They had to work out a few things, but once they did, RIM’s relationship with developers got a whole lot better.
At the BlackBerry 10 Jam software developer conference in Toronto Thursday, Martyn Mallick, vice-president of global alliances and business Development at Research in Motion Ltd., told his audience that the new BB10 SDK was designed for them “from the ground up.”
“It really is an application development platform,” said Mallick. “What does that mean? It means that developers get to build their application from the technology that is most relevant and suitable for them.”
For example, he said, C or C+ developers would benefit from the Cascades UI framework, while the platform’s top-notch HTML5 capabilities would keep Web developers happy. BlackBerry and PlayBook are “at the very top of the charts for HTML5, “ he added, for “compatibility, fidelity [and] performance.”
Mallick described what RIM sees as the three main concepts behind BlackBerry 10. The first is “flow,” in other words, seamless integration within and across applications. The second, “connect,” he described as things like “ BBM integration within the BlackBerry market” as well as links to social networks. Finally: “extend.” BlackBerry applications should be able to interact with all manner of other devices, he said, from smart phones to smart cars.

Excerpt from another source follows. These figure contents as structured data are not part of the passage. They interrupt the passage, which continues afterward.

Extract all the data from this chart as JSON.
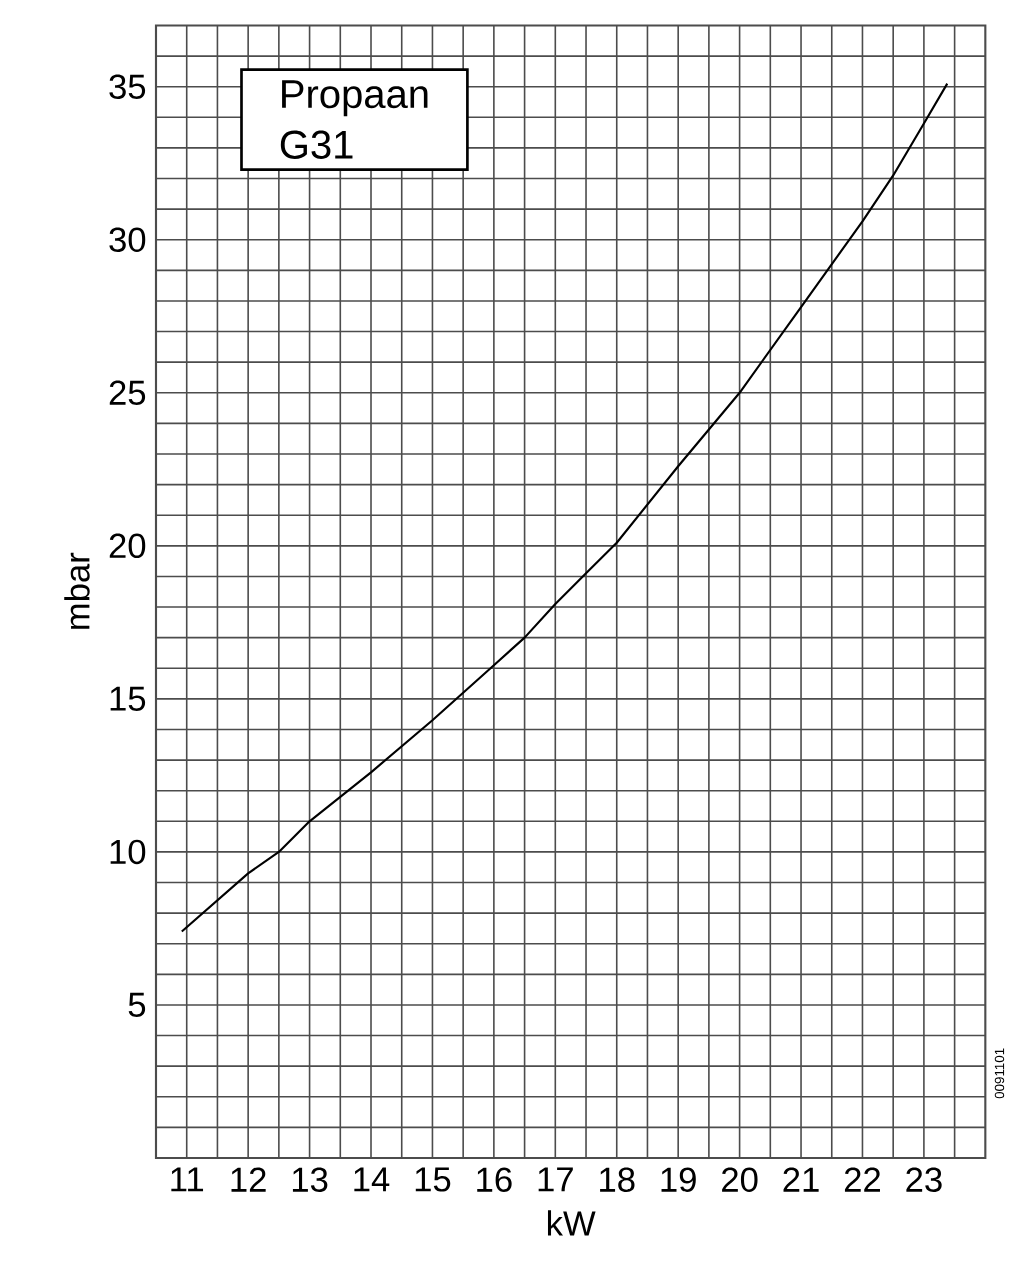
{
  "chart_data": {
    "type": "line",
    "xlabel": "kW",
    "ylabel": "mbar",
    "annotations": [
      "Propaan",
      "G31",
      "0091101"
    ],
    "x": [
      10.92,
      12,
      12.5,
      13,
      14,
      15,
      16,
      16.5,
      17,
      17.5,
      18,
      19,
      20,
      21,
      22,
      22.5,
      23,
      23.38
    ],
    "series": [
      {
        "color": "#000000",
        "values": [
          7.4,
          9.3,
          10.0,
          11.0,
          12.6,
          14.3,
          16.1,
          17.0,
          18.1,
          19.1,
          20.1,
          22.6,
          25.0,
          27.8,
          30.6,
          32.1,
          33.8,
          35.1
        ]
      }
    ],
    "xlim": [
      10.5,
      24
    ],
    "ylim": [
      0,
      37
    ],
    "xticks": [
      11,
      {
        "value": 11.5,
        "label": null
      },
      12,
      {
        "value": 12.5,
        "label": null
      },
      13,
      {
        "value": 13.5,
        "label": null
      },
      14,
      {
        "value": 14.5,
        "label": null
      },
      15,
      {
        "value": 15.5,
        "label": null
      },
      16,
      {
        "value": 16.5,
        "label": null
      },
      17,
      {
        "value": 17.5,
        "label": null
      },
      18,
      {
        "value": 18.5,
        "label": null
      },
      19,
      {
        "value": 19.5,
        "label": null
      },
      20,
      {
        "value": 20.5,
        "label": null
      },
      21,
      {
        "value": 21.5,
        "label": null
      },
      22,
      {
        "value": 22.5,
        "label": null
      },
      23,
      {
        "value": 23.5,
        "label": null
      }
    ],
    "yticks": [
      {
        "value": 1,
        "label": null
      },
      {
        "value": 2,
        "label": null
      },
      {
        "value": 3,
        "label": null
      },
      {
        "value": 4,
        "label": null
      },
      5,
      {
        "value": 6,
        "label": null
      },
      {
        "value": 7,
        "label": null
      },
      {
        "value": 8,
        "label": null
      },
      {
        "value": 9,
        "label": null
      },
      10,
      {
        "value": 11,
        "label": null
      },
      {
        "value": 12,
        "label": null
      },
      {
        "value": 13,
        "label": null
      },
      {
        "value": 14,
        "label": null
      },
      15,
      {
        "value": 16,
        "label": null
      },
      {
        "value": 17,
        "label": null
      },
      {
        "value": 18,
        "label": null
      },
      {
        "value": 19,
        "label": null
      },
      20,
      {
        "value": 21,
        "label": null
      },
      {
        "value": 22,
        "label": null
      },
      {
        "value": 23,
        "label": null
      },
      {
        "value": 24,
        "label": null
      },
      25,
      {
        "value": 26,
        "label": null
      },
      {
        "value": 27,
        "label": null
      },
      {
        "value": 28,
        "label": null
      },
      {
        "value": 29,
        "label": null
      },
      30,
      {
        "value": 31,
        "label": null
      },
      {
        "value": 32,
        "label": null
      },
      {
        "value": 33,
        "label": null
      },
      {
        "value": 34,
        "label": null
      },
      35,
      {
        "value": 36,
        "label": null
      }
    ],
    "grid": true
  }
}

Above all, RIM [NASDAQ: RIMM] has designed the BB10 developer tools to be much easier to work with than previous incarnations, which some developers had complained were outdated and cumbersome. But today, it seemed like their efforts have been appreciated, at least by two young, enterprising developers.
Ryan Robinson is vice-president of Causer Technology, a two-person operation that develops BlackBerry applications for churches. His company developed a hymn book application that can tell you if members of your congregation have certain songs and lets you view them, as well as a Bible app complete with study tools.

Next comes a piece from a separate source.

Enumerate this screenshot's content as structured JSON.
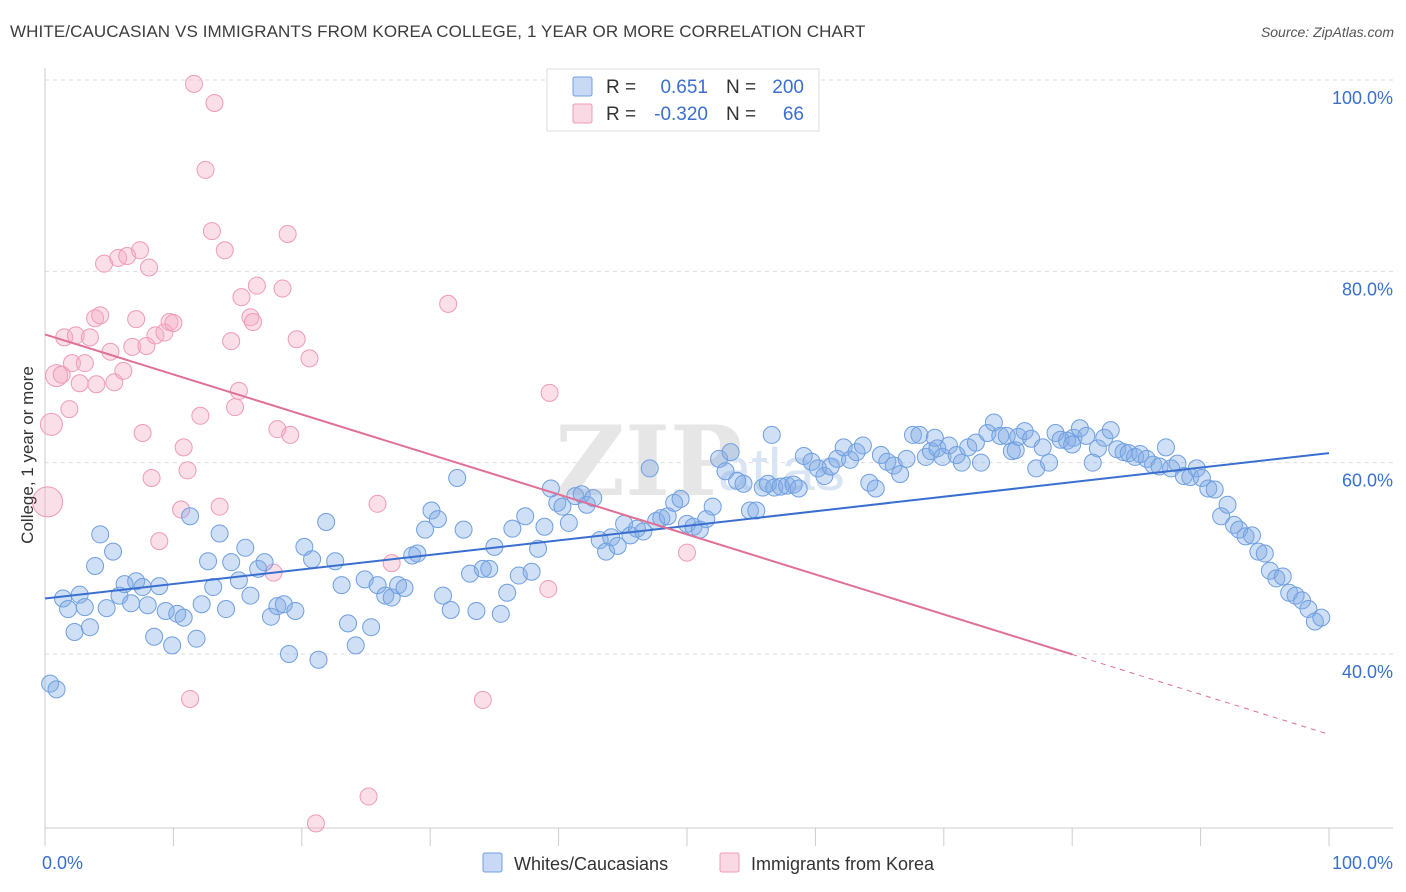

As far as he’s concerned, there is “beauty” in BB10. “It’s being able to work in all the different frameworks, some very low-level, very powerful ones, and some very high-level simple ones,” he said.
“It just does a lot of the design elements for you very well.”
The sentiment was echoed by another young conference attendee, Mahmood Riyadh, BlackBerry developer and president of a startup called Devcellent Solutions. Among other things, he’s created an app that lets BlackBerry users superimpose small pieces of quirky artwork in digital images and share them with friends.
After giving BB10 Dev Alpha Simulator a test run, he said ease of use has definitely improved. “You don’t have to worry about various nitty-gritty things. You just have to worry about your innovation.”
The versatility of the SDK compared to other platforms like iOS, which release multiple versions for different devices, is also a plus, he added.
Right now he does BlackBerry development on the side — a fun project, he said. But could the power of BB 10 help his business grow into something bigger? “I hope so,” he said.
Martyn Mallick is hopeful, too. Well aware of the beating RIM has taken in the media in recent years, he said he looks forward to BB10 giving the impetus for more positive stories. From what he’s learned from his media contacts, sometimes good news sells better than bad news.
“They love carnage, but they love a comeback story even more.”